In 1993, a man named Timothy McVeigh went to protest the interference of law enforcement with the Branch Davidians at Mount Carmel. Two years later, also on April 19, he blew up the Alfred P. Murrah Federal Building in Oklahoma City with a pickup truck full of homemade explosives, an event which overshadowed the events of Mt. Carmel but also invoked it.

In 2001, we had the attacks of September 11, events which have put the Murrah Building conflagration somehow out of the public’s threat focus.

But in 1993, with hearings and second-guessing and recriminations, it was still a living news item.
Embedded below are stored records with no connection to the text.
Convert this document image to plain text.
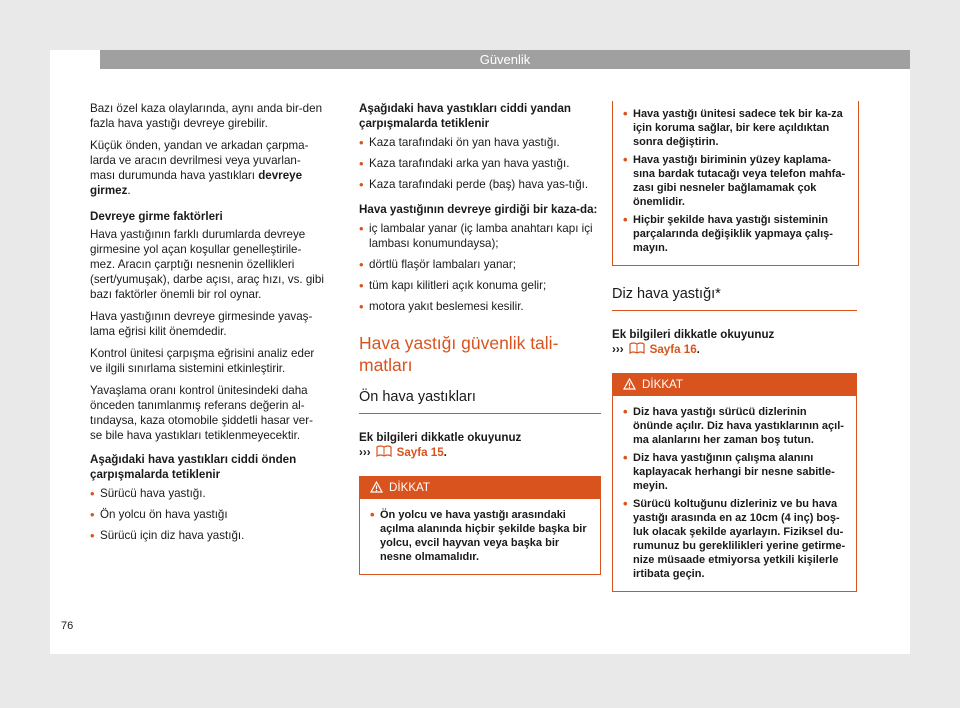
Güvenlik

Bazı özel kaza olaylarında, aynı anda bir-den fazla hava yastığı devreye girebilir.

Küçük önden, yandan ve arkadan çarpma-larda ve aracın devrilmesi veya yuvarlan-ması durumunda hava yastıkları devreye girmez.

Devreye girme faktörleri

Hava yastığının farklı durumlarda devreye girmesine yol açan koşullar genelleştirile-mez. Aracın çarptığı nesnenin özellikleri (sert/yumuşak), darbe açısı, araç hızı, vs. gibi bazı faktörler önemli bir rol oynar.

Hava yastığının devreye girmesinde yavaş-lama eğrisi kilit önemdedir.

Kontrol ünitesi çarpışma eğrisini analiz eder ve ilgili sınırlama sistemini etkinleştirir.

Yavaşlama oranı kontrol ünitesindeki daha önceden tanımlanmış referans değerin al-tındaysa, kaza otomobile şiddetli hasar ver-se bile hava yastıkları tetiklenmeyecektir.

Aşağıdaki hava yastıkları ciddi önden çarpışmalarda tetiklenir

• Sürücü hava yastığı.
• Ön yolcu ön hava yastığı
• Sürücü için diz hava yastığı.

Aşağıdaki hava yastıkları ciddi yandan çarpışmalarda tetiklenir

• Kaza tarafındaki ön yan hava yastığı.
• Kaza tarafındaki arka yan hava yastığı.
• Kaza tarafındaki perde (baş) hava yas-tığı.

Hava yastığının devreye girdiği bir kaza-da:

• iç lambalar yanar (iç lamba anahtarı kapı içi lambası konumundaysa);
• dörtlü flaşör lambaları yanar;
• tüm kapı kilitleri açık konuma gelir;
• motora yakıt beslemesi kesilir.
Hava yastığı güvenlik tali-matları
Ön hava yastıkları
Ek bilgileri dikkatle okuyunuz
››› Sayfa 15.
DİKKAT
• Ön yolcu ve hava yastığı arasındaki açılma alanında hiçbir şekilde başka bir yolcu, evcil hayvan veya başka bir nesne olmamalıdır.
• Hava yastığı ünitesi sadece tek bir ka-za için koruma sağlar, bir kere açıldıktan sonra değiştirin.
• Hava yastığı biriminin yüzey kaplama-sına bardak tutacağı veya telefon mahfa-zası gibi nesneler bağlamamak çok önemlidir.
• Hiçbir şekilde hava yastığı sisteminin parçalarında değişiklik yapmaya çalış-mayın.
Diz hava yastığı*
Ek bilgileri dikkatle okuyunuz
››› Sayfa 16.
DİKKAT
• Diz hava yastığı sürücü dizlerinin önünde açılır. Diz hava yastıklarının açıl-ma alanlarını her zaman boş tutun.
• Diz hava yastığının çalışma alanını kaplayacak herhangi bir nesne sabitle-meyin.
• Sürücü koltuğunu dizleriniz ve bu hava yastığı arasında en az 10cm (4 inç) boş-luk olacak şekilde ayarlayın. Fiziksel du-rumunuz bu gereklilikleri yerine getirme-nize müsaade etmiyorsa yetkili kişilerle irtibata geçin.
76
When my semester ended mid-December, I packed my battered Toyota truck for my annual five day visit with my Grandmother in Dallas. That year, I determined that I would find Ranch Apocalypse on my way. I had nothing to offer during the conflagration or after. I just wanted to know why I thought the incident was poorly reported. Eight months after the Mount Carmel compound burned down, I thought maybe enough smoke had cleared.

My question was small next to the tragedy itself, but I thought it would help me evaluate tragedy, journalism, and the specific itself more clearly. So I packed my inelegant dossier with my elegant party clothes and hit the road.